音の問題はそもそも感じ方や使い方に個人差がある上、静かな方のディスクでもうるさいと言っている人がいる一方でシーク音が大変うるさいディスクでもアイドル時に静かなためか静かと評価する人がいるのでレビューの見方が難しい。とはいえ傾向はあるので、最終的にはレビューを複数サイトでちゃんとみてればもう少しスムーズにいけたな、とは思った。

後で気付いたことだが、Linux mdadm で高速に RAID1 array を構築する – Qiita 等で記述されているように、特にオプションを指定しないまま mdadm で RAID 1 を構築するとどういうわけか「多分二つのディスクの内容は一致すると思う」みたいな状態から開始するらしく、同期が完了するまでは両ディスクから読み込んだうえで片方のディスクで書き込みなおすためにシークが大量発生するようだ。このせいで騒音が増大していたともいえるし、このお陰で本格的にデプロイする前から騒音に気付けたともいえる。

あと、交換後の HDD の片方が初期不良だったようで、なんだかインストーラが変な動きをするのでエラーログなどから片方のディスクがおかしいと判断、基本的に書き込みエラーだったので USB-SATA 経由で Western Digital の Data Lifeguard Diagnostic for Windows の全クラスタデータ削除に突っ込んでみたところ、数分で FAIL となった。仕方がないので秋葉原にあるツクモのサポートセンターに持ち込んで症状を伝えたらその場で交換していただけて、そちらを入れたら問題なかった。ちなみにツクモはサポートセンターと販売店が別ということを知らなかったので、ツクモの販売店に20:10ぐらいに持ち込んだら、20:00までにサポートセンターに持ち込めば対応していただける旨を教えていただけた。何をするにも下調べが大事。

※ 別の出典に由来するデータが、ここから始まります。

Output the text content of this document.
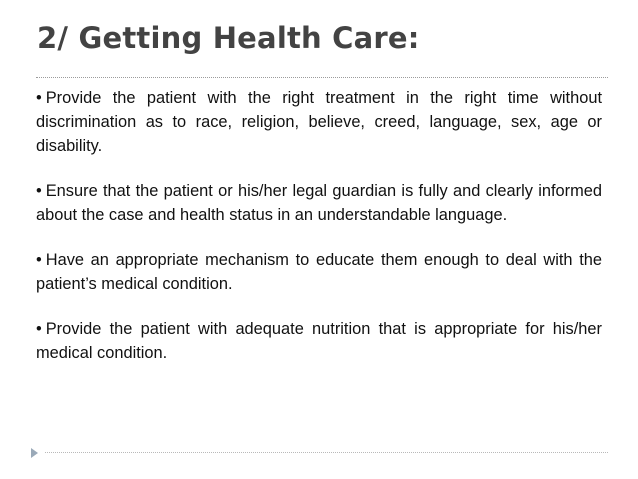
2/ Getting Health Care:

• Provide the patient with the right treatment in the right time without discrimination as to race, religion, believe, creed, language, sex, age or disability.

• Ensure that the patient or his/her legal guardian is fully and clearly informed about the case and health status in an understandable language.

• Have an appropriate mechanism to educate them enough to deal with the patient’s medical condition.

• Provide the patient with adequate nutrition that is appropriate for his/her medical condition.
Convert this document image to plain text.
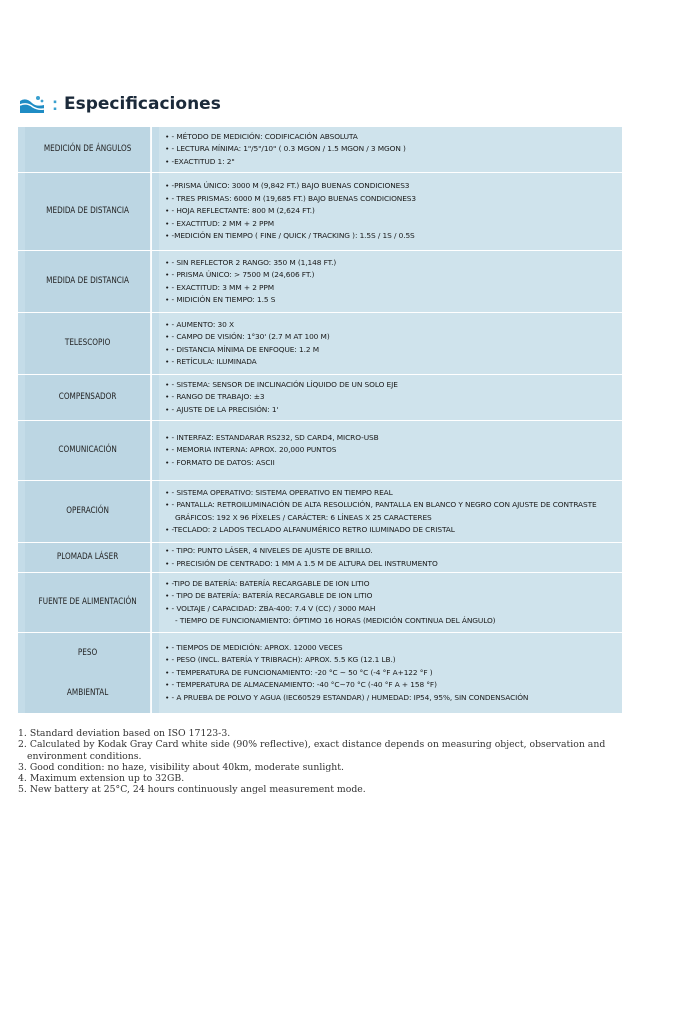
: Especificaciones
MEDICIÓN DE ÁNGULOS
• - MÉTODO DE MEDICIÓN: CODIFICACIÓN ABSOLUTA
• - LECTURA MÍNIMA: 1"/5"/10" ( 0.3 MGON / 1.5 MGON / 3 MGON )
• -EXACTITUD 1: 2"
MEDIDA DE DISTANCIA
• -PRISMA ÚNICO: 3000 M (9,842 FT.) BAJO BUENAS CONDICIONES3
• - TRES PRISMAS: 6000 M (19,685 FT.) BAJO BUENAS CONDICIONES3
• - HOJA REFLECTANTE: 800 M (2,624 FT.)
• - EXACTITUD: 2 MM + 2 PPM
• -MEDICIÓN EN TIEMPO ( FINE / QUICK / TRACKING ): 1.5S / 1S / 0.5S
MEDIDA DE DISTANCIA
• - SIN REFLECTOR 2 RANGO: 350 M (1,148 FT.)
• - PRISMA ÚNICO: > 7500 M (24,606 FT.)
• - EXACTITUD: 3 MM + 2 PPM
• - MIDICIÓN EN TIEMPO: 1.5 S
TELESCOPIO
• - AUMENTO: 30 X
• - CAMPO DE VISIÓN: 1°30' (2.7 M AT 100 M)
• - DISTANCIA MÍNIMA DE ENFOQUE: 1.2 M
• - RETÍCULA: ILUMINADA
COMPENSADOR
• - SISTEMA: SENSOR DE INCLINACIÓN LÍQUIDO DE UN SOLO EJE
• - RANGO DE TRABAJO: ±3
• - AJUSTE DE LA PRECISIÓN: 1'
COMUNICACIÓN
• - INTERFAZ: ESTANDARAR RS232, SD CARD4, MICRO-USB
• - MEMORIA INTERNA: APROX. 20,000 PUNTOS
• - FORMATO DE DATOS: ASCII
OPERACIÓN
• - SISTEMA OPERATIVO: SISTEMA OPERATIVO EN TIEMPO REAL
• - PANTALLA: RETROILUMINACIÓN DE ALTA RESOLUCIÓN, PANTALLA EN BLANCO Y NEGRO CON AJUSTE DE CONTRASTE
GRÁFICOS: 192 X 96 PÍXELES / CARÁCTER: 6 LÍNEAS X 25 CARACTERES
• -TECLADO: 2 LADOS TECLADO ALFANUMÉRICO RETRO ILUMINADO DE CRISTAL
PLOMADA LÁSER
• - TIPO: PUNTO LÁSER, 4 NIVELES DE AJUSTE DE BRILLO.
• - PRECISIÓN DE CENTRADO: 1 MM A 1.5 M DE ALTURA DEL INSTRUMENTO
FUENTE DE ALIMENTACIÓN
• -TIPO DE BATERÍA: BATERÍA RECARGABLE DE ION LITIO
• - TIPO DE BATERÍA: BATERÍA RECARGABLE DE ION LITIO
• - VOLTAJE / CAPACIDAD: ZBA-400: 7.4 V (CC) / 3000 MAH
- TIEMPO DE FUNCIONAMIENTO: ÓPTIMO 16 HORAS (MEDICIÓN CONTINUA DEL ÁNGULO)
PESO
AMBIENTAL
• - TIEMPOS DE MEDICIÓN: APROX. 12000 VECES
• - PESO (INCL. BATERÍA Y TRIBRACH): APROX. 5.5 KG (12.1 LB.)
• - TEMPERATURA DE FUNCIONAMIENTO: -20 °C ~ 50 °C (-4 °F A+122 °F )
• - TEMPERATURA DE ALMACENAMIENTO: -40 °C~70 °C (-40 °F A + 158 °F)
• - A PRUEBA DE POLVO Y AGUA (IEC60529 ESTANDAR) / HUMEDAD: IP54, 95%, SIN CONDENSACIÓN
1. Standard deviation based on ISO 17123-3.
2. Calculated by Kodak Gray Card white side (90% reflective), exact distance depends on measuring object, observation and
environment conditions.
3. Good condition: no haze, visibility about 40km, moderate sunlight.
4. Maximum extension up to 32GB.
5. New battery at 25°C, 24 hours continuously angel measurement mode.
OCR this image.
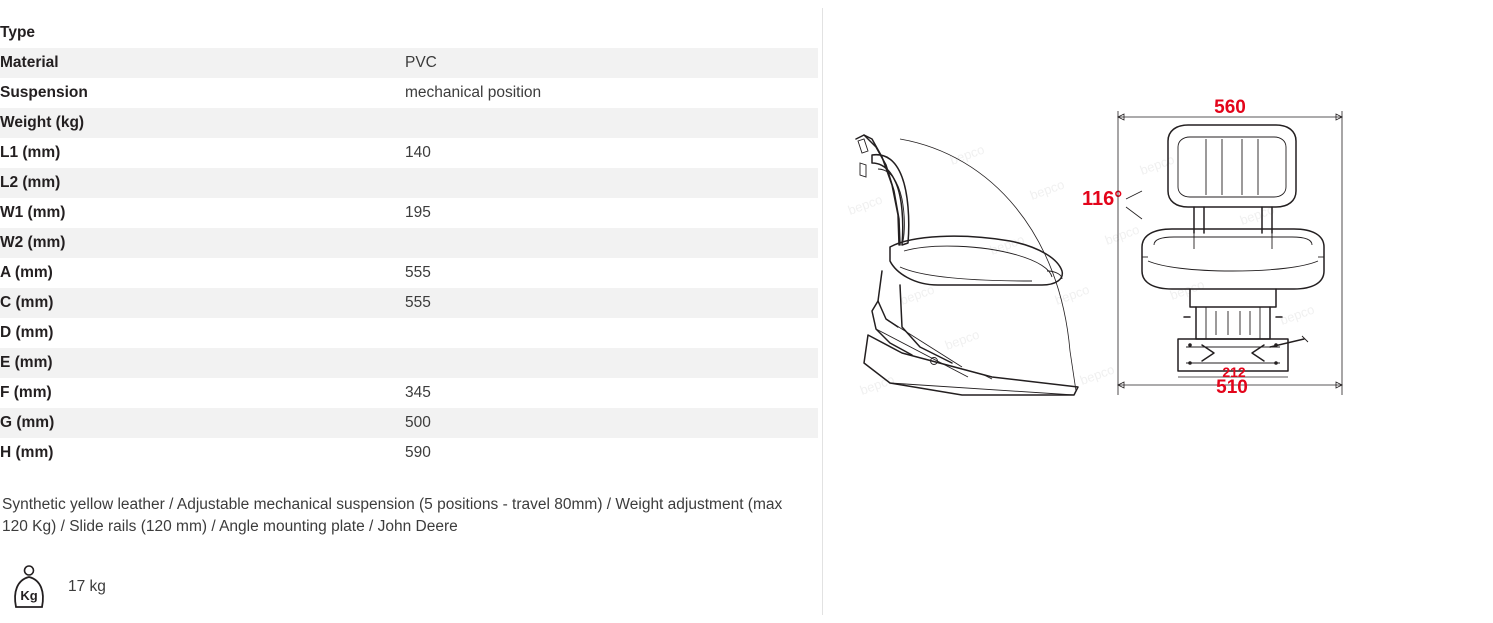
Type	
Material	PVC
Suspension	mechanical position
Weight (kg)	
L1 (mm)	140
L2 (mm)	
W1 (mm)	195
W2 (mm)	
A (mm)	555
C (mm)	555
D (mm)	
E (mm)	
F (mm)	345
G (mm)	500
H (mm)	590
Synthetic yellow leather / Adjustable mechanical suspension (5 positions - travel 80mm) / Weight adjustment (max 120 Kg) / Slide rails (120 mm) / Angle mounting plate / John Deere
Kg
17 kg
bepco
bepco
bepco
bepco
bepco
bepco
bepco
bepco
bepco
bepco
bepco
bepco
bepco
bepco
116°
560
212
510
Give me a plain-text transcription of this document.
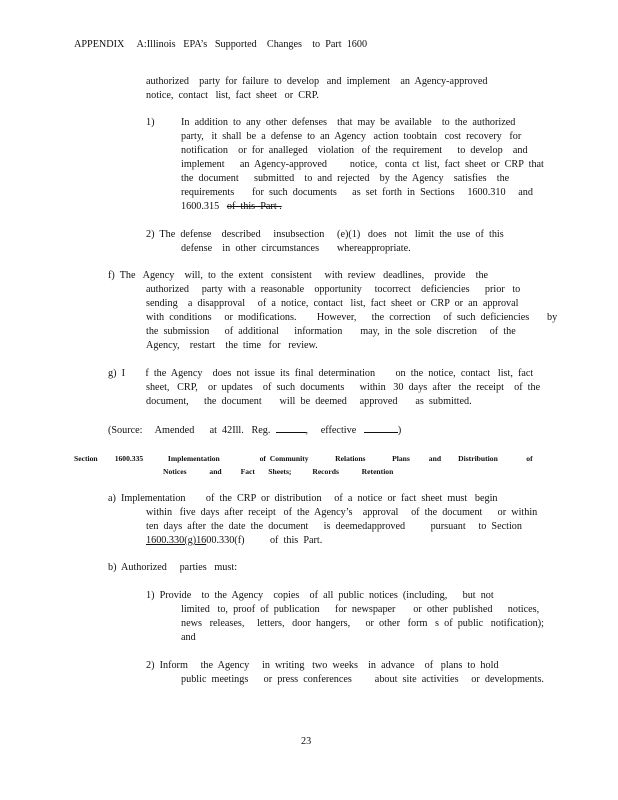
APPENDIX     A:Illinois   EPA’s   Supported    Changes    to  Part  1600
authorized    party  for  failure  to  develop   and  implement    an  Agency-approved
notice,  contact   list,  fact  sheet   or  CRP.
1)	In  addition  to  any  other  defenses    that  may  be  available    to  the  authorized
party,   it  shall  be  a  defense  to  an  Agency   action  toobtain   cost  recovery   for
notification    or  for  analleged    violation   of  the  requirement      to  develop    and
implement      an  Agency-approved         notice,   conta  ct  list,  fact  sheet  or  CRP  that
the  document      submitted    to  and  rejected    by  the  Agency    satisfies    the
requirements       for  such  documents      as  set  forth  in  Sections     1600.310     and
1600.315   of  this  Part .
2)  The  defense    described     insubsection     (e)(1)   does   not   limit  the  use  of  this
defense    in  other  circumstances       whereappropriate.
f)  The   Agency    will,  to  the  extent   consistent     with  review   deadlines,    provide    the
authorized     party  with  a  reasonable    opportunity     tocorrect    deficiencies      prior   to
sending    a  disapproval     of  a  notice,  contact   list,  fact  sheet  or  CRP  or  an  approval
with  conditions     or  modifications.        However,      the  correction     of  such  deficiencies       by
the  submission      of  additional      information       may,  in  the  sole  discretion     of  the
Agency,    restart    the  time   for   review.
g)  I        f  the  Agency    does  not  issue  its  final  determination        on  the  notice,  contact   list,  fact
sheet,   CRP,    or  updates    of  such  documents      within   30  days  after   the  receipt    of  the
document,      the  document       will  be  deemed     approved       as  submitted.
(Source:     Amended      at  42Ill.   Reg.	, effective	)
Section         1600.335             Implementation                     of  Community              Relations              Plans          and         Distribution               of
Notices            and          Fact       Sheets;           Records            Retention
a)  Implementation        of  the  CRP  or  distribution     of  a  notice  or  fact  sheet  must   begin
within   five  days  after  receipt   of  the  Agency’s    approval     of  the  document      or  within
ten  days  after  the  date  the  document      is  deemedapproved          pursuant     to  Section
1600.330(g)1600.330(f)          of  this  Part.
b)  Authorized     parties   must:
1)  Provide    to  the  Agency    copies    of  all  public  notices  (including,      but  not
limited   to,  proof  of  publication      for  newspaper       or  other  published      notices,
news   releases,     letters,   door  hangers,      or  other   form   s  of  public   notification);
and
2)  Inform     the  Agency     in  writing   two  weeks    in  advance    of   plans  to  hold
public  meetings      or  press  conferences         about  site  activities     or  developments.
23
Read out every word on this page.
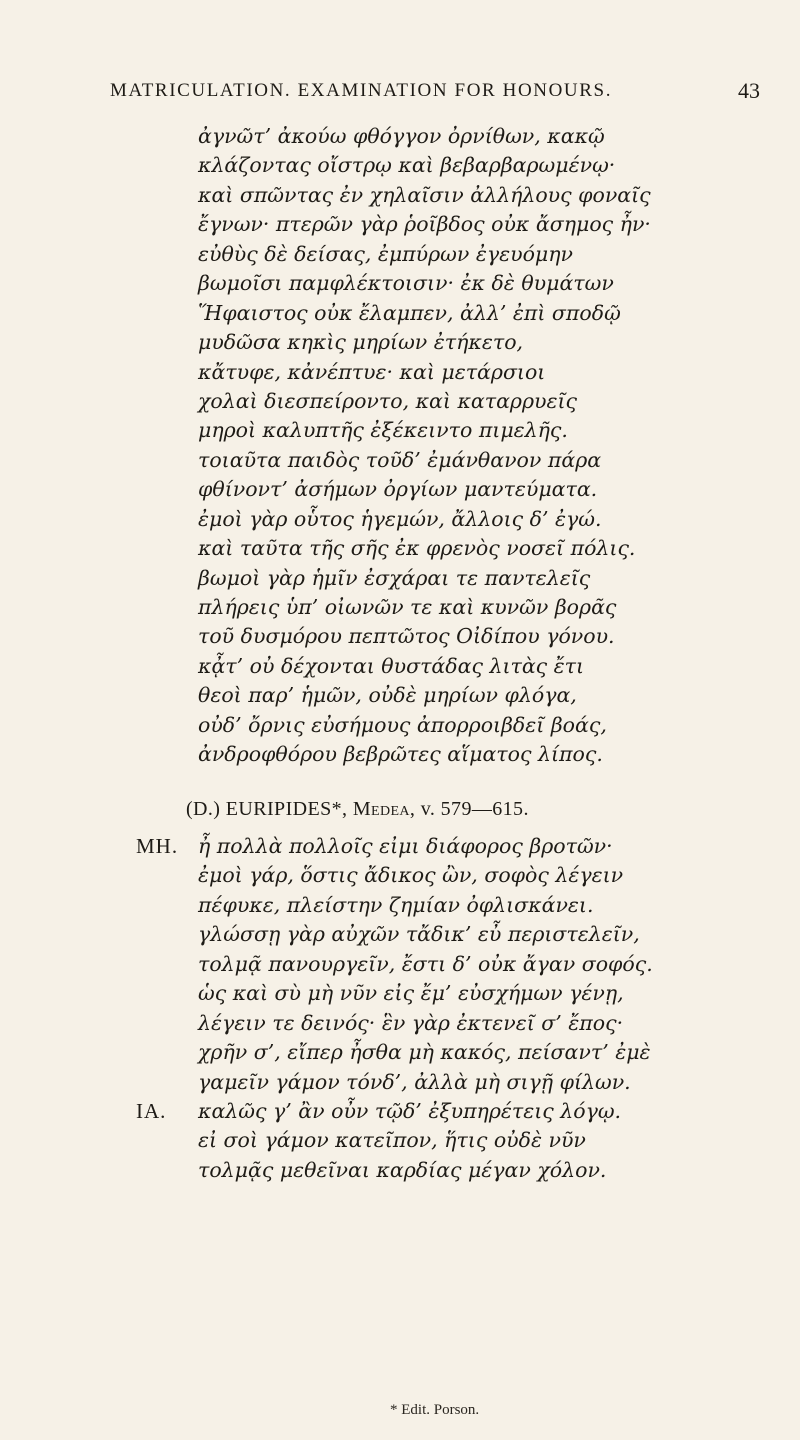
MATRICULATION. EXAMINATION FOR HONOURS.	43
ἀγνῶτ’ ἀκούω φθόγγον ὀρνίθων, κακῷ
κλάζοντας οἴστρῳ καὶ βεβαρβαρωμένῳ·
καὶ σπῶντας ἐν χηλαῖσιν ἀλλήλους φοναῖς
ἔγνων· πτερῶν γὰρ ῥοῖβδος οὐκ ἄσημος ἦν·
εὐθὺς δὲ δείσας, ἐμπύρων ἐγευόμην
βωμοῖσι παμφλέκτοισιν· ἐκ δὲ θυμάτων
Ἥφαιστος οὐκ ἔλαμπεν, ἀλλ’ ἐπὶ σποδῷ
μυδῶσα κηκὶς μηρίων ἐτήκετο,
κἄτυφε, κἀνέπτυε· καὶ μετάρσιοι
χολαὶ διεσπείροντο, καὶ καταρρυεῖς
μηροὶ καλυπτῆς ἐξέκειντο πιμελῆς.
τοιαῦτα παιδὸς τοῦδ’ ἐμάνθανον πάρα
φθίνοντ’ ἀσήμων ὀργίων μαντεύματα.
ἐμοὶ γὰρ οὗτος ἡγεμών, ἄλλοις δ’ ἐγώ.
καὶ ταῦτα τῆς σῆς ἐκ φρενὸς νοσεῖ πόλις.
βωμοὶ γὰρ ἡμῖν ἐσχάραι τε παντελεῖς
πλήρεις ὑπ’ οἰωνῶν τε καὶ κυνῶν βορᾶς
τοῦ δυσμόρου πεπτῶτος Οἰδίπου γόνου.
κᾆτ’ οὐ δέχονται θυστάδας λιτὰς ἔτι
θεοὶ παρ’ ἡμῶν, οὐδὲ μηρίων φλόγα,
οὐδ’ ὄρνις εὐσήμους ἀπορροιβδεῖ βοάς,
ἀνδροφθόρου βεβρῶτες αἵματος λίπος.
(D.) EURIPIDES*, Medea, v. 579—615.
MH. ἦ πολλὰ πολλοῖς εἰμι διάφορος βροτῶν·
ἐμοὶ γάρ, ὅστις ἄδικος ὢν, σοφὸς λέγειν
πέφυκε, πλείστην ζημίαν ὀφλισκάνει.
γλώσσῃ γὰρ αὐχῶν τἄδικ’ εὖ περιστελεῖν,
τολμᾷ πανουργεῖν, ἔστι δ’ οὐκ ἄγαν σοφός.
ὡς καὶ σὺ μὴ νῦν εἰς ἔμ’ εὐσχήμων γένῃ,
λέγειν τε δεινός· ἓν γὰρ ἐκτενεῖ σ’ ἔπος·
χρῆν σ’, εἴπερ ἦσθα μὴ κακός, πείσαντ’ ἐμὲ
γαμεῖν γάμον τόνδ’, ἀλλὰ μὴ σιγῇ φίλων.
IA. καλῶς γ’ ἂν οὖν τῷδ’ ἐξυπηρέτεις λόγῳ.
εἰ σοὶ γάμον κατεῖπον, ἥτις οὐδὲ νῦν
τολμᾷς μεθεῖναι καρδίας μέγαν χόλον.
* Edit. Porson.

HDD が初期不良であった場合のエラーログについては、 Ubuntu のインストーラのメニュー画面の中に「syslog を HTTP で公開する」みたなオプションがあることを初めて知った。LAN 内の他の端末でブラウザで見たりダウンロードしたりできて便利だった。

(今回やたらお世話になったので色々ツクモを称賛してるけど別にツクモの中の人とかじゃないよ)

インストール

Ubuntu インストールにあたってはハードウェア固有の罠はなかったはず。通常通りソフトウェア RAID を構築して OS をインストールすればよい。

Ethernet

まず、LAN端子は、二つとされていながらiLOなるネットワークベースの技術も搭載されていると書かれていた。公式ウェブページから想像つきにくいまま購入したが、結局は「通常のLAN端子2つ」「OSから見えず、iLOが使う端子一つ」の計3つが搭載されていた。(いずれも Broadcom チップらしい)

Ubuntu 16.04 では eno1/eno2 として見えたが、その順序について少し厄介だった。最初1と書かれた端子にのみケーブルをつないでいたところ、ケーブルが刺さっている方が eno1 となった。ところがその後で 2 と書かれた方にもケーブルを刺して再起動したところ、これまで eno1 と書かれていたものが eno2 になり、新しく刺したほうが eno1 として認識された。謎。

謎のランプ

先ほどの写真にも写っているしそもそも公式の画像でもだいたい写っている通り、このサーバの下部には謎の青いランプがある。飾りかと思っていたら、添付文書では正常稼働の確認の文脈でこのランプが青く光っていることの確認が電源ランプの確認と別に書かれていた。「Health LED bar」とか名前がついており、電源ボタンについているランプとは別物らしい。

その他

  • hp ML115 Gen5 と比べても通常時のファンの音が大変静か(ただし、比較対象の hp ML115 Gen5 はリアケースファンが 2000-5200 rpm で、僕は気にしなかったがアイドル時でもうるさいという人は多いはず)
  • 起動してから OS に制御が渡されるまではファンの回転数が制御されず普通にそこそこファン音がするのは hp ML115 Gen5 と同様(とはいえ、さすがに同じ状態の hp ML115 Gen5 よりは静か)
  • BIOS が色々検査している画面が妙にグラフィカル
  • カタログの時点でわかるが念のため追記:HDDはホットプラグ非対応。HDDを交換しようとすればまあ気付くであろう位置に注意書きがある。
  • カタログの時点でわかるが念のため追記:光学ドライブは別売りオプション。先ほどの写真の通り、なくとも見栄えが悪いというほどではない。
  • 今回は Ubuntu で使用したため実体験と全く関係のない話だが、 hp が公式にカスタムした ESXi イメージを配布している(添付文書にリンクあり)ため、どうやら ESXi からオンボード RAID が使えるらしい。ただし、HP ProLiant MicroServer Gen8を買って地雷を順番に踏んでった話 – なおたこブログにはパフォーマンスに難がある旨が記されている。
  • 日本用電源コードすら付属しない並行輸入品でも、 BIOS 画面は English/日本語 の二択だった。謎。
  • iLO は便利そうなのに試しすらしないで稼働開始してしまった。すみません。